Berat Kandiliniz Mübarek Olsun
Berat Kandiliniz Mübarek Olsun
Dinî geleneğimizde af, merhamet ve mağfiret vesilesi olarak kabul edilen mübarek Berat gecesini, Cenâb-ı Hakk’ın lütuf ve inayetiyle, hep birlikte bugün idrak etmiş olacağız inşallah. Kurtuluş, af ve arınma anlamlarına gelen Berat, Müslümanlara kulluk bilinci ve hesap verme şuuruyla; hata, suç ve yanlışlardan kaçınmayı, günahlardan arınmayı; affedilmenin yanında affedici olmayı da, bağışlanma isteğinin yanında bağışlayabilme şuurunu da kazandırır. Beratın ilk şartı, kimlerden ve nelerden uzak duracağımızı; kimlere ve nelere yakın olacağımızı bilmektir. Bu itibarla Berat, ruhumuza ağır gelen her türlü keder ve sıkıntıdan, insanı inciten hata ve günahtan, insana yakışmayan söz, tutum ve davranıştan “berat etmek” için eşsiz bir fırsattır. Kulluk yolculuğumuzdaki değişim ve dönüşümün en önemli işaretini resmeden berat, kişinin doğuştan günahlardan berî olduğunu bize haber veren önemli bir müjdedir.
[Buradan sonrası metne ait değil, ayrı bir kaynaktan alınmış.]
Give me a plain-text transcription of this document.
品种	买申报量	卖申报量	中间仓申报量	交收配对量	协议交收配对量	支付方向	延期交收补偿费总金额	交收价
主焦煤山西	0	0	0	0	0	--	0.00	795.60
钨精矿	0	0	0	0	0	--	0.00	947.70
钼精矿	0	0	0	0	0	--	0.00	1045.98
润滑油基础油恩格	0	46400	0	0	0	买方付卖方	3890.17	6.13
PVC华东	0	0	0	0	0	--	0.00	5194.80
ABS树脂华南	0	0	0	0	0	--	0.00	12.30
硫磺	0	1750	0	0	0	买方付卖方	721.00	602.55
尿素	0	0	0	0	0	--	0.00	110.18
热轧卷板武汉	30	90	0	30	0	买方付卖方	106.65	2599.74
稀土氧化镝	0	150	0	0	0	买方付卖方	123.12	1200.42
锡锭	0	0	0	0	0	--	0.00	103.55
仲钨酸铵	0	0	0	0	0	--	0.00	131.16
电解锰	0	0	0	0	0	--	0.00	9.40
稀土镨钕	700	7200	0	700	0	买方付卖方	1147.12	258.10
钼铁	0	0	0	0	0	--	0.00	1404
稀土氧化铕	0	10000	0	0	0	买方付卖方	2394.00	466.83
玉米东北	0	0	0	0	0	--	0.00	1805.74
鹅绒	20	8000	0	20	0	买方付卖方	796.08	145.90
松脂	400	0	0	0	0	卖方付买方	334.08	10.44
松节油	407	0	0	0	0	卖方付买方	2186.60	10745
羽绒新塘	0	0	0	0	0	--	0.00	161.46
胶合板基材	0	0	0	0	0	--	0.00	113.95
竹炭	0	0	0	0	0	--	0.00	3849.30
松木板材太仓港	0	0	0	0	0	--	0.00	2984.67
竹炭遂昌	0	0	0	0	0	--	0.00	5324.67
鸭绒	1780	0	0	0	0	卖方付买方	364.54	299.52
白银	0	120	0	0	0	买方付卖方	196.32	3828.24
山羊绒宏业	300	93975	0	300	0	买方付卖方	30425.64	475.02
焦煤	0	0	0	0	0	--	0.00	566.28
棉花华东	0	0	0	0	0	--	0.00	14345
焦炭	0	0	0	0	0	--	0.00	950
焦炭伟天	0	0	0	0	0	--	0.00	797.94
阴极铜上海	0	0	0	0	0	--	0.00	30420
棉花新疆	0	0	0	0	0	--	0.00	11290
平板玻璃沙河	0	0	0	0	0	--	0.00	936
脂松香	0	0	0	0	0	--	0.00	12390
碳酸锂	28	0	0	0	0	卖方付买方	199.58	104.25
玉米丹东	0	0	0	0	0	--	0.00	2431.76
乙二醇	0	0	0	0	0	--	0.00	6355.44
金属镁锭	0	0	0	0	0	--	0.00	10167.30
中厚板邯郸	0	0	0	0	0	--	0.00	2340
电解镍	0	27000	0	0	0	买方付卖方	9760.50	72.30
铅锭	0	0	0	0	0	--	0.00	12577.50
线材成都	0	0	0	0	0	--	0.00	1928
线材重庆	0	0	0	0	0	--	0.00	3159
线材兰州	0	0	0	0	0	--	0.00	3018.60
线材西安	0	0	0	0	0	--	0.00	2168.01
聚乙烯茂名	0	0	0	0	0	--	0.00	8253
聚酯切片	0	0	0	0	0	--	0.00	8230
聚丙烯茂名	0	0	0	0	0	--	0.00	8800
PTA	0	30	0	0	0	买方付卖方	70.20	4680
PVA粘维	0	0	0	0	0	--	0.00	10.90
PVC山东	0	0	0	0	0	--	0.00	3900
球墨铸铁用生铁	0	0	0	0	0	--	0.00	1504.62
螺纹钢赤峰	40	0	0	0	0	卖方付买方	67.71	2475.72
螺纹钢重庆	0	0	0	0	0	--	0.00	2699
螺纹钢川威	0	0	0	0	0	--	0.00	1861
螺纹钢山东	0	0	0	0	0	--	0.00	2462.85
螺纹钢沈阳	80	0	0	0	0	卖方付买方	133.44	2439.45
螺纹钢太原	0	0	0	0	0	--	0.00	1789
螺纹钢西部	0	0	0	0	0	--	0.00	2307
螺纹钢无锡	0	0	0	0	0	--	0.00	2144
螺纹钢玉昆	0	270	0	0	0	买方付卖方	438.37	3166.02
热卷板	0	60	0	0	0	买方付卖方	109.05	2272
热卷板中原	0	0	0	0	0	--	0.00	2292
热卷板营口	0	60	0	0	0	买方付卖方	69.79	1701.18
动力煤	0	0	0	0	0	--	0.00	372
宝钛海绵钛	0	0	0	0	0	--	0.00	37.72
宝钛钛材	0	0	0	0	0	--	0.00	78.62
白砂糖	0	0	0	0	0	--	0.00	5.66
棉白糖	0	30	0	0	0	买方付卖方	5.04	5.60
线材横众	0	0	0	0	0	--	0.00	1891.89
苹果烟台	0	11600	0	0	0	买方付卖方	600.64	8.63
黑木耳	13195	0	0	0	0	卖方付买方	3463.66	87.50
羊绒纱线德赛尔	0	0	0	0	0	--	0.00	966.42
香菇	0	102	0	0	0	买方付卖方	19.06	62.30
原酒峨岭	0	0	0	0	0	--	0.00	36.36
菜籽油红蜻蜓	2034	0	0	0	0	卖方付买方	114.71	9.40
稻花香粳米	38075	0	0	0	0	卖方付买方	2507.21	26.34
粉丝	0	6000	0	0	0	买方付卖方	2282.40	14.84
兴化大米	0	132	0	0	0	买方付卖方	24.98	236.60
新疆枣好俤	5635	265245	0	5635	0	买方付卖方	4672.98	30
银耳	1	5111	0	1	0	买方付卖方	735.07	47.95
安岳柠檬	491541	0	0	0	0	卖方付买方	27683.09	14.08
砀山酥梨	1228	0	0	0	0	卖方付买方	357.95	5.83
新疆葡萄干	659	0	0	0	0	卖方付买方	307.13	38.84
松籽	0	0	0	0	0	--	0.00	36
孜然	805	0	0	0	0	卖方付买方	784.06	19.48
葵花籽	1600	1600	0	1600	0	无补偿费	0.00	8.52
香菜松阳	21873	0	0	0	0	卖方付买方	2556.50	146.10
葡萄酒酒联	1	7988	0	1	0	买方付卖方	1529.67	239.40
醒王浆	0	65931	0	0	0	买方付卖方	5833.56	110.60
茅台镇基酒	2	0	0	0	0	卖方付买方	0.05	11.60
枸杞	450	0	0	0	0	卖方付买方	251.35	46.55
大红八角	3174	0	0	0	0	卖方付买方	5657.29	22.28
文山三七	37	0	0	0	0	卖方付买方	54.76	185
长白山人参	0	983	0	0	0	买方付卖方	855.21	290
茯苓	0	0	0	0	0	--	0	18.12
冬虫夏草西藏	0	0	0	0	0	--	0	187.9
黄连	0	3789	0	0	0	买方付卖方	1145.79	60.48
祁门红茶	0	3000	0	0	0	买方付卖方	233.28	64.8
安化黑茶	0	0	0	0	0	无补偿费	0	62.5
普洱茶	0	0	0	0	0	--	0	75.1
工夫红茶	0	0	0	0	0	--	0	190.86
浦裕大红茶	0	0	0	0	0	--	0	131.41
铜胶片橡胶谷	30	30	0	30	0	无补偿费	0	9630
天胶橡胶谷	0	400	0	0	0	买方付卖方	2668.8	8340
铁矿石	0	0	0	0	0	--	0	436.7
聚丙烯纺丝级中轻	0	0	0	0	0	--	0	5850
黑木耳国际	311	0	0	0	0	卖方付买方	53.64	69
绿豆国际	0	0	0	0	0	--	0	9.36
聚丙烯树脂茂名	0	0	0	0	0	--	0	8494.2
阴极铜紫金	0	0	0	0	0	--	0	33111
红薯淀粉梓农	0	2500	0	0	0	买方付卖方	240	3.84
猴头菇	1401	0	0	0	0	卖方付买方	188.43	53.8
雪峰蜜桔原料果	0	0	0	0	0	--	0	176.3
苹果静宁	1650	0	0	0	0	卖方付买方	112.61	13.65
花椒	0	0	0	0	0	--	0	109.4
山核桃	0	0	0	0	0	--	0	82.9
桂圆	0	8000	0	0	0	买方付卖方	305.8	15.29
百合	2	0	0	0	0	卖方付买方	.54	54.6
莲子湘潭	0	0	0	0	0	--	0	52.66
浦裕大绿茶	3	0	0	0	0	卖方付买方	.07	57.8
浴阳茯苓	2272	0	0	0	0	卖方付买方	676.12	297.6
Berat, nurlu gölgesi üzerimize düşmeye başlayan Ramazan ayına bizi hazırlayan; diri bir zihin ve berrak bir gönülle aşama aşama kemale ulaştıran Rabbimizle, taat ve itaat zemininde buluşturan bir yakınlaşmadır. Berat gecesini idrak eden herkes, Yüce Allah’ın Kur’an-ı Kerim’deki; “De ki, ey kendi nefisleri aleyhine haddi aşan kullarım! Allah’ın rahmetinden ümit kesmeyin! Çünkü Allah bütün günahları bağışlar. Şüphesiz ki O, çok bağışlayan, çok esirgeyendir” müjdesinin farkına vararak, Sevgili Peygamberimiz (s.a.s.)’in; “Allah’ım! Azabından affına, gazabından rızana sığınıyorum…” şeklindeki yönelişi ile özüne dönmeli, ümitlerini canlandırmalı, bağışlama ve bağışlanma duygularını güçlendirmelidir. Bu duygu ve düşüncelerle, başta aziz milletimiz olmak üzere, tüm İslâm âleminin Berat Gecesi’ni tebrik ediyorum. Bu mübarek gece vesilesiyle, milletimizin her türlü dert ve sıkıntıdan berî olmasını diliyor; Ramazan ayına, günah yüklerimizden arınmış gönüllerle, berat etmiş olarak girebilmeyi Yüce Allah’tan niyaz ediyorum.